Many fluorescent bulbs take a few minutes to warm up and reach full brightness. they are usually not dimmable and those that are dimmable tend to flicker at lower brightness and have a different color temperature.
Although fluorescent hot lights consume about 50-65% less energy than the legacy hot lights, they still require large batteries or a generator to be used shooting on location.
Solid-state LED (Light Emitting Diode) technology was introduced more than a half-century ago, but never took its place in mainstream lighting until recently when better development allowed LEDs to be brighter and more reliable.
LED-based hot lights generate a cleaner, white light and are usually dimmable without flicker or color variation. Some units are dual-colored to allow introduction of warm or cool colored light.
LED fixtures consume 70-85% less energy than equivalent tungsten, halogen or quartz based hot lights, making them ideal for location shooting where continuous light is needed. A number of reliable battery-powered units are available on the market giving lighting capacity measured in hours.

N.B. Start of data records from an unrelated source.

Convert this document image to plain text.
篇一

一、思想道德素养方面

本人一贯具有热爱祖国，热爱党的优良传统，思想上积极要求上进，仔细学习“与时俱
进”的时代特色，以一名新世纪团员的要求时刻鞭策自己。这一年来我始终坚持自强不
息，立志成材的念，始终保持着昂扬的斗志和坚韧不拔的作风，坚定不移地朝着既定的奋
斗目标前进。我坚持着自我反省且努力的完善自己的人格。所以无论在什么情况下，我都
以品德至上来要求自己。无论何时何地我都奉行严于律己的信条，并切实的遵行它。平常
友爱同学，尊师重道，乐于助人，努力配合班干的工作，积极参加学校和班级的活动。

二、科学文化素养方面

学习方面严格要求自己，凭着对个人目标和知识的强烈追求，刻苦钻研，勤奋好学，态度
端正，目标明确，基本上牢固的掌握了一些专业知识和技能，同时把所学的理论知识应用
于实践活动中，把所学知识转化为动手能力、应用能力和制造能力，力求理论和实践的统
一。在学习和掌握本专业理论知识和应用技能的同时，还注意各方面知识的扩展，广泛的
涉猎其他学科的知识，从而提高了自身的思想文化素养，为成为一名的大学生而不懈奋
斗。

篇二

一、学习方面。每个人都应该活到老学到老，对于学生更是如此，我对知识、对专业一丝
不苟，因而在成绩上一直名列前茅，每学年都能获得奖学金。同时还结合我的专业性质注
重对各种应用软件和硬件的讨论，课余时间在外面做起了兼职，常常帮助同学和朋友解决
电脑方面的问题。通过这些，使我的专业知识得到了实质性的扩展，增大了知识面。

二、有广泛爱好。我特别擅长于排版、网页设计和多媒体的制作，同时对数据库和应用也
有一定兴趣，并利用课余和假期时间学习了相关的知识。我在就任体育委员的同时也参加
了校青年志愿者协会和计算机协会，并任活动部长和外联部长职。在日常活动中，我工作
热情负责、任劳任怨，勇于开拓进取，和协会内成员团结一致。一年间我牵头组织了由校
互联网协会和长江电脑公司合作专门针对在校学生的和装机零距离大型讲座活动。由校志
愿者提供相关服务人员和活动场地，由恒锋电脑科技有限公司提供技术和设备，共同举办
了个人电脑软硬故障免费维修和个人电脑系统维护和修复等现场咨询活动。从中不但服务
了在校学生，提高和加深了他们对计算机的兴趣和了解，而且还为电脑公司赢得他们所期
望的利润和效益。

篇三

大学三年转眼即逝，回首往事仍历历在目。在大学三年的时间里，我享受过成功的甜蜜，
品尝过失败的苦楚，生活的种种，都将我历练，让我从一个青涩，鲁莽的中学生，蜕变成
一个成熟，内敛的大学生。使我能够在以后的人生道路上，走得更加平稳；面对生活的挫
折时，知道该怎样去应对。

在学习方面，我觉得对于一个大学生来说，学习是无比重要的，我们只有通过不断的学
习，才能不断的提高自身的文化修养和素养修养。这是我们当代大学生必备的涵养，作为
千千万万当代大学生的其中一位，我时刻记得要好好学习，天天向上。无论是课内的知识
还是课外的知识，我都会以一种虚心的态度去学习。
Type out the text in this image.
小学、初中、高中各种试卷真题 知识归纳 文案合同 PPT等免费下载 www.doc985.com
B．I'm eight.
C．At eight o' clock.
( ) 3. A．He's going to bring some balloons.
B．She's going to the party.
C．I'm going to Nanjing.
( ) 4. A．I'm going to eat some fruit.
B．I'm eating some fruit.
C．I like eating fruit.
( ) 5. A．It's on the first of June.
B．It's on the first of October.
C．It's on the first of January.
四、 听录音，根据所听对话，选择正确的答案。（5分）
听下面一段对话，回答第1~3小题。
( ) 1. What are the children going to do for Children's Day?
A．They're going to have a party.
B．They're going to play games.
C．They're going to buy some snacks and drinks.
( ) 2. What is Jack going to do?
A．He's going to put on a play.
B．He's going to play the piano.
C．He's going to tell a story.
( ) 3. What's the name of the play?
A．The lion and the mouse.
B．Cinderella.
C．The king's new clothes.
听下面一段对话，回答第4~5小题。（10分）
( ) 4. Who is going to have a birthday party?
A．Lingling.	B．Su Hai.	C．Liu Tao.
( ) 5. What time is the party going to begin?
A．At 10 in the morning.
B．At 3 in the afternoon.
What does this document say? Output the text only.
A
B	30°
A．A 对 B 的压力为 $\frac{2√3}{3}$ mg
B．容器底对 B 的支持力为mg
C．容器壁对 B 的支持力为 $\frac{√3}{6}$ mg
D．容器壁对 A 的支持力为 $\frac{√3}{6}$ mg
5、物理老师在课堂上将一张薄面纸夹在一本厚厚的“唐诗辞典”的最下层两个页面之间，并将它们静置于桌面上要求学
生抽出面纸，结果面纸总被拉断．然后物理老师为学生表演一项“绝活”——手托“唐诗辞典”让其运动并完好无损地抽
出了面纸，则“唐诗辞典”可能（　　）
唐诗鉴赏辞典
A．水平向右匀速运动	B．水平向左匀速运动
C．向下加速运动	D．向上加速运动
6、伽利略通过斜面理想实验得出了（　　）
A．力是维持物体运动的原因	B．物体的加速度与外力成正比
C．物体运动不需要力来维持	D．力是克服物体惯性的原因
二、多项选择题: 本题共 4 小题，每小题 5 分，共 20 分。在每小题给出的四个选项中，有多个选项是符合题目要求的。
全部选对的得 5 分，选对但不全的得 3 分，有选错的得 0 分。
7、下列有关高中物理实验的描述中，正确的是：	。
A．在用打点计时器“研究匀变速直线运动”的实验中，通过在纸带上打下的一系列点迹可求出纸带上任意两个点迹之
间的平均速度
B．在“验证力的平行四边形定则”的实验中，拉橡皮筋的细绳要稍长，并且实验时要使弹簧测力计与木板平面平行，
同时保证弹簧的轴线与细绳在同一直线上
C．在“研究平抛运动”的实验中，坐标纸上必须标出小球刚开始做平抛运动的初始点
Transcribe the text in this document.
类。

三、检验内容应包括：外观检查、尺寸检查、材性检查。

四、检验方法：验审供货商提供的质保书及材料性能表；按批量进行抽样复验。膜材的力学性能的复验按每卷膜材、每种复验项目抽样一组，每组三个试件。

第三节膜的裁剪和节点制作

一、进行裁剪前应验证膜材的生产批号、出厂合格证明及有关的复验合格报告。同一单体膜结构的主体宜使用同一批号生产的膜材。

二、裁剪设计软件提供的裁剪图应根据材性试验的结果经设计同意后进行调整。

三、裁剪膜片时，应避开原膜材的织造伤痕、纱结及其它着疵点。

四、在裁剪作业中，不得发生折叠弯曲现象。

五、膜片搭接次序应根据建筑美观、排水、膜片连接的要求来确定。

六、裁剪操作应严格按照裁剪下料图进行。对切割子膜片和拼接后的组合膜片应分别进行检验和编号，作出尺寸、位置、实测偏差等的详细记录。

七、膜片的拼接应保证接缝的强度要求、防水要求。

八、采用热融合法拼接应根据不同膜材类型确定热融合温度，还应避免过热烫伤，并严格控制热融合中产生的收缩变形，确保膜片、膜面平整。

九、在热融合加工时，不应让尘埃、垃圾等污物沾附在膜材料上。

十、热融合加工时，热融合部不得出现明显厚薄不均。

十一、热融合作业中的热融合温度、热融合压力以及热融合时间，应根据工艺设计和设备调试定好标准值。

A major flaw in LED technology is that it is more of a directional light, depending on the way it is molded. Typically when looking directly straight into an LED it is the brightest, but when shifting the point of view by just 10-degrees the light is not as intense.
When looking for a bright and clean, white continuous light that uses very little energy, runs touchable warm and has a long life – LED-based hot lights are a solid investment; no pun intended. It comes at a cost though; up to five times the cost of tungsten and twice as much as fluorescent.
Pay now or pay later … if the up front cost is a factor, then using inexpensive traditional hot lights will be sufficient, but be prepared for higher energy use and frequent bulb replacement. The latter point being a particular issue as replacement bulbs become scarce. Government restrictions worldwide are causing the phase-out of incandescent and similar light bulbs.